MOSCOW (Reuters) -The head of the United Nations nuclear watchdog said intense military activity had prompted the cancellation on Wednesday of a rotation of a mission by monitors at the Russian-held Zaporizhzhia nuclear power plant in southern Ukraine.
Rafael Grossi, director general of the International Atomic Energy Agency, did not apportion blame for the disruption, but said his agency’s staff should not be subjected to such a situation.
Russia and Ukraine blamed each other for the cancelled rotation.
“I deeply regret today’s cancellation of the carefully prepared and agreed rotation of our staff, who are carrying out vital work in very challenging circumstances to help prevent a nuclear accident during the military conflict,” Grossi said in a statement on the IAEA website.
“It is completely unacceptable that the safety of our staff is jeopardized in this way.”
Grossi said he would consult with both sides to ensure monitors could proceed with their mission and uphold nuclear safety.
Russia accused Ukraine of engaging in “provocations” to disrupt the rotation.
The Russia-installed governor of the region, Yevgeny Balitsky, had accused Ukraine of launching a drone attack on Enerhodar, the city nearest the plant, where many of its employees live.
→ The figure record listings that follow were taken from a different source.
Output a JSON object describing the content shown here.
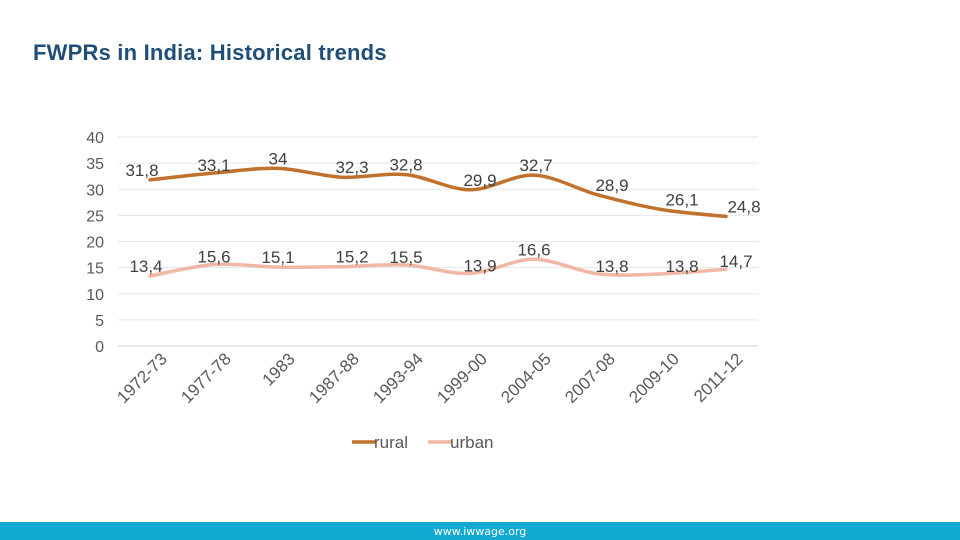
{
  "slide": {
    "title": "FWPRs in India: Historical trends",
    "footer": "www.iwwage.org"
  },
  "colors": {
    "title": "#1f4e79",
    "rural": "#c0712d",
    "urban": "#f0b7a4",
    "footer_bar": "#12a9d2"
  },
  "chart_data": {
    "type": "line",
    "title": "",
    "xlabel": "",
    "ylabel": "",
    "categories": [
      "1972-73",
      "1977-78",
      "1983",
      "1987-88",
      "1993-94",
      "1999-00",
      "2004-05",
      "2007-08",
      "2009-10",
      "2011-12"
    ],
    "ylim": [
      0,
      40
    ],
    "yticks": [
      0,
      5,
      10,
      15,
      20,
      25,
      30,
      35,
      40
    ],
    "grid": true,
    "legend": "bottom",
    "series": [
      {
        "name": "rural",
        "values": [
          31.8,
          33.1,
          34,
          32.3,
          32.8,
          29.9,
          32.7,
          28.9,
          26.1,
          24.8
        ],
        "labels": [
          "31,8",
          "33,1",
          "34",
          "32,3",
          "32,8",
          "29,9",
          "32,7",
          "28,9",
          "26,1",
          "24,8"
        ]
      },
      {
        "name": "urban",
        "values": [
          13.4,
          15.6,
          15.1,
          15.2,
          15.5,
          13.9,
          16.6,
          13.8,
          13.8,
          14.7
        ],
        "labels": [
          "13,4",
          "15,6",
          "15,1",
          "15,2",
          "15,5",
          "13,9",
          "16,6",
          "13,8",
          "13,8",
          "14,7"
        ]
      }
    ]
  }
}
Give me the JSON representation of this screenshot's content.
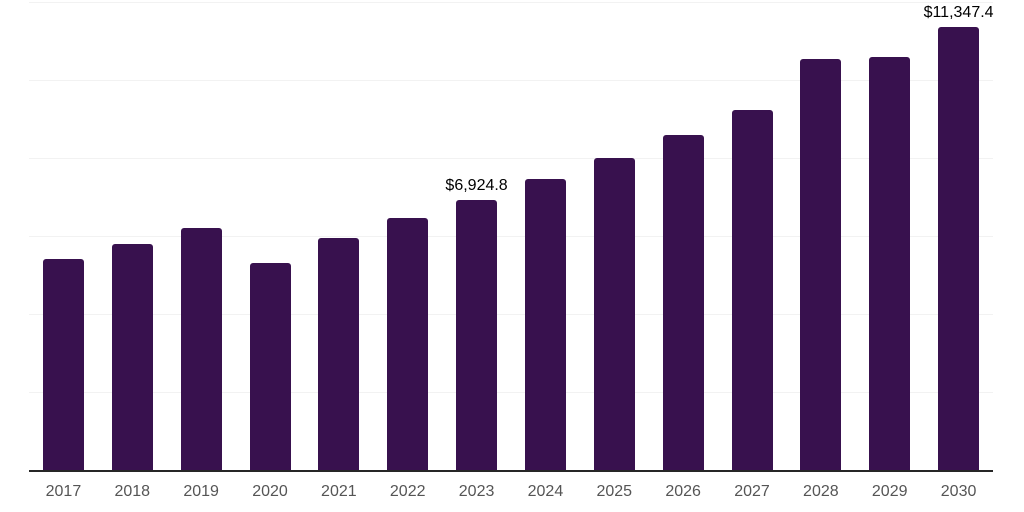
{
  "chart_data": {
    "type": "bar",
    "title": "",
    "xlabel": "",
    "ylabel": "",
    "categories": [
      "2017",
      "2018",
      "2019",
      "2020",
      "2021",
      "2022",
      "2023",
      "2024",
      "2025",
      "2026",
      "2027",
      "2028",
      "2029",
      "2030"
    ],
    "values": [
      5420,
      5800,
      6200,
      5300,
      5950,
      6460,
      6924.8,
      7450,
      8000,
      8590,
      9220,
      10540,
      10590,
      11347.4
    ],
    "value_labels": [
      "",
      "",
      "",
      "",
      "",
      "",
      "$6,924.8",
      "",
      "",
      "",
      "",
      "",
      "",
      "$11,347.4"
    ],
    "ylim": [
      0,
      12000
    ],
    "grid_step": 2000,
    "grid": "horizontal-only",
    "y_axis_labels_shown": false,
    "legend": "none",
    "colors": {
      "bar": "#38114E",
      "axis_line": "#262626",
      "gridline": "#f2f2f2",
      "tick_label": "#555555",
      "data_label": "#000000",
      "background": "#ffffff"
    }
  }
}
He said drone debris had landed within 300 metres (984.25 ft) of one of the plant’s reactors.
A spokesperson for Ukraine’s Foreign Ministry, Heorhii Tykhyi, said Russia had deliberately disrupted the rotation, a tactic he said had been used before.
“(Russia) gives vague signals of its supposed readiness to guarantee safe passage, but an hour before the start of the rotation it opens fire or starts hostilities in the area,” Tykhyi said.
Russia seized the Zaporizhzhia plant, Europe’s largest with six reactors, in the early weeks of Russia’s February 2022 invasion of Ukraine.
Each side has since routinely accused the other of staging attacks around the plant and risking a nuclear accident.
The IAEA has stationed monitors at the station since September 2022 and maintains a presence at all of Ukraine’s nuclear facilities.